There was no evidence that the Pakistani Government informed Mr Tariq at any earlier stage that it was treating him as having lost his Pakistani citizenship when he was a child, still less that the Pakistani Government could lawfully do that in the light of the protection in statues expressly afforded by section 14(1A) of the 1951 Act.
The Hong Kong (British Nationality) Order 1986, enabled by section 2 of the Hong Kong Act 1985, provided that persons who immediately before 1July 1997 were BOT citizens by virtue of having a connection with Hong Kong and but for that connection would not be BOT citizens, could register as BNO before 1 July 1997.

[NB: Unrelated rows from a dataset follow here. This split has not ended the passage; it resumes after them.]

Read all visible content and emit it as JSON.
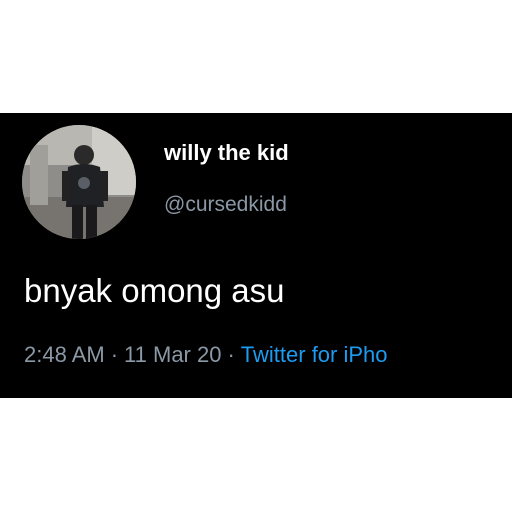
{
  "tweet": {
    "display_name": "willy the kid",
    "handle": "@cursedkidd",
    "text": "bnyak omong asu",
    "time": "2:48 AM",
    "separator": "·",
    "date": "11 Mar 20",
    "source": "Twitter for iPho",
    "avatar_icon": "profile-photo-person-back-view"
  },
  "colors": {
    "card_background": "#000000",
    "name_color": "#ffffff",
    "muted_text": "#8b98a5",
    "link_color": "#1d9bf0",
    "page_background": "#ffffff"
  }
}
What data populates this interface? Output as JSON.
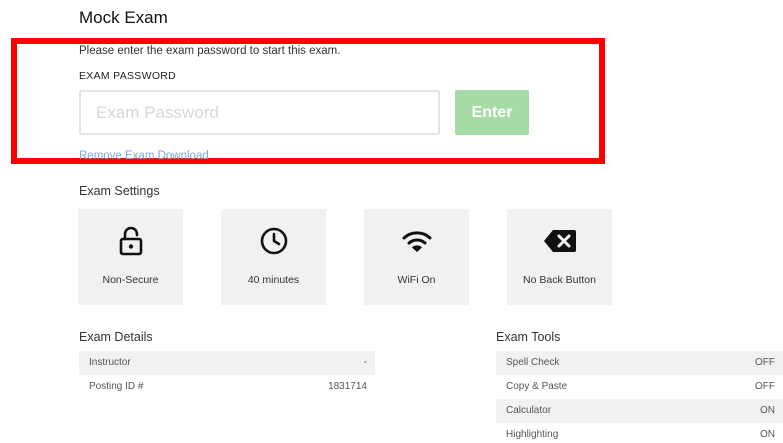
{
  "header": {
    "title": "Mock Exam"
  },
  "password_section": {
    "intro": "Please enter the exam password to start this exam.",
    "label": "EXAM PASSWORD",
    "input_value": "",
    "input_placeholder": "Exam Password",
    "enter_label": "Enter",
    "remove_link": "Remove Exam Download"
  },
  "settings": {
    "heading": "Exam Settings",
    "cards": [
      {
        "label": "Non-Secure",
        "icon": "unlocked-padlock-icon"
      },
      {
        "label": "40 minutes",
        "icon": "clock-icon"
      },
      {
        "label": "WiFi On",
        "icon": "wifi-icon"
      },
      {
        "label": "No Back Button",
        "icon": "backspace-x-icon"
      }
    ]
  },
  "details": {
    "heading": "Exam Details",
    "rows": [
      {
        "key": "Instructor",
        "value": "-"
      },
      {
        "key": "Posting ID #",
        "value": "1831714"
      }
    ]
  },
  "tools": {
    "heading": "Exam Tools",
    "rows": [
      {
        "key": "Spell Check",
        "value": "OFF"
      },
      {
        "key": "Copy & Paste",
        "value": "OFF"
      },
      {
        "key": "Calculator",
        "value": "ON"
      },
      {
        "key": "Highlighting",
        "value": "ON"
      }
    ]
  },
  "colors": {
    "highlight_border": "#ff0000",
    "enter_button": "#a6dba6",
    "link": "#7aa9dc",
    "card_bg": "#f0f1f3"
  }
}
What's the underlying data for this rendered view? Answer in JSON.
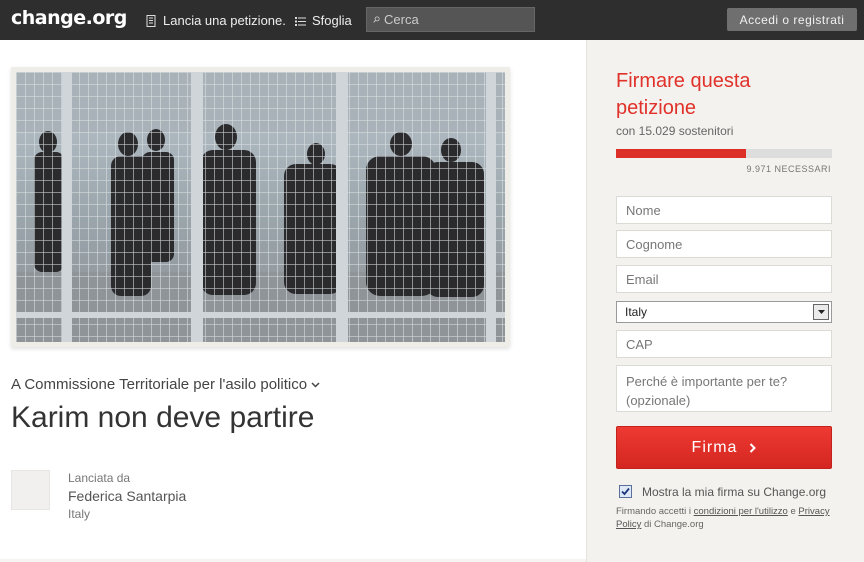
{
  "header": {
    "logo": "change.org",
    "start_petition": "Lancia una petizione.",
    "browse": "Sfoglia",
    "search_placeholder": "Cerca",
    "login": "Accedi o registrati"
  },
  "petition": {
    "target": "A Commissione Territoriale per l'asilo politico",
    "title": "Karim non deve partire",
    "launched_label": "Lanciata da",
    "author": "Federica Santarpia",
    "author_country": "Italy"
  },
  "sign_panel": {
    "title": "Firmare questa petizione",
    "supporters": "con 15.029 sostenitori",
    "progress_fraction": 0.6,
    "needed": "9.971 NECESSARI",
    "first_name_placeholder": "Nome",
    "last_name_placeholder": "Cognome",
    "email_placeholder": "Email",
    "country_selected": "Italy",
    "zip_placeholder": "CAP",
    "reason_placeholder": "Perché è importante per te? (opzionale)",
    "sign_button": "Firma",
    "show_signature_label": "Mostra la mia firma su Change.org",
    "terms_prefix": "Firmando accetti i ",
    "terms_link": "condizioni per l'utilizzo",
    "terms_and": " e ",
    "privacy_link": "Privacy Policy",
    "terms_suffix": " di Change.org"
  },
  "colors": {
    "accent": "#e0312a",
    "topbar": "#2e2e2e"
  }
}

Unlike BOT citizenship, BNO status did not bestow a right of abode in the UK. However, recently on 31 January 2021, the SSHD published guidance entitled Hong Kong British National (Overseas) Route which provides a route whereby those with BNO status may acquire entry clearance and leave to remain in the UK, and after five years continuous residence by this route, the right to apply for settlement and ILR.
Mr Tariq also argued that the appeal had become academic because of the SSHD’s recent announcement on the policy granting Hong Kong people with BNO status a route to ILR after residing in the UK for five years. The route-specific Immigration Rules are contained in Appendix Hong Kong British National (Overseas). These apply to all applications for entry clearance, permission to stay and settlement. The SSHD acknowledged that it will be possible for Mr Tariq to apply for leave to remain pursuant to the new policy. Such an application would be considered on its merits and these proceedings were not academic.
The Court of Appeal said that the claim was far from academic and the dispute was live and the route to ILR and settlement in the UK for BNO holders was different from that envisaged by these proceedings whereby the court’s decision in his favour would have entitled Mr Tariq to British citizenship immediately. Alas, for Mr Tariq this was not to be despite the court’s observation that his counsel valiantly argued that Helen Mountfield QC’s findings were correct on the question of causation when she decided that Mr Tariq was not a Pakistani citizen when he applied for British citizenship. Mr Tariq had lost his Pakistani citizenship while he was still a minor, either by operation of Pakistani law or as a consequence of the Pakistani government’s incorrect, but conclusive, application of it. Needless to say, Coulson, Haddon-Cave and Edis LJJ were most unimpressed with that conclusion which flew in the face of the Supreme Court’s judgment in Pham (discussed here).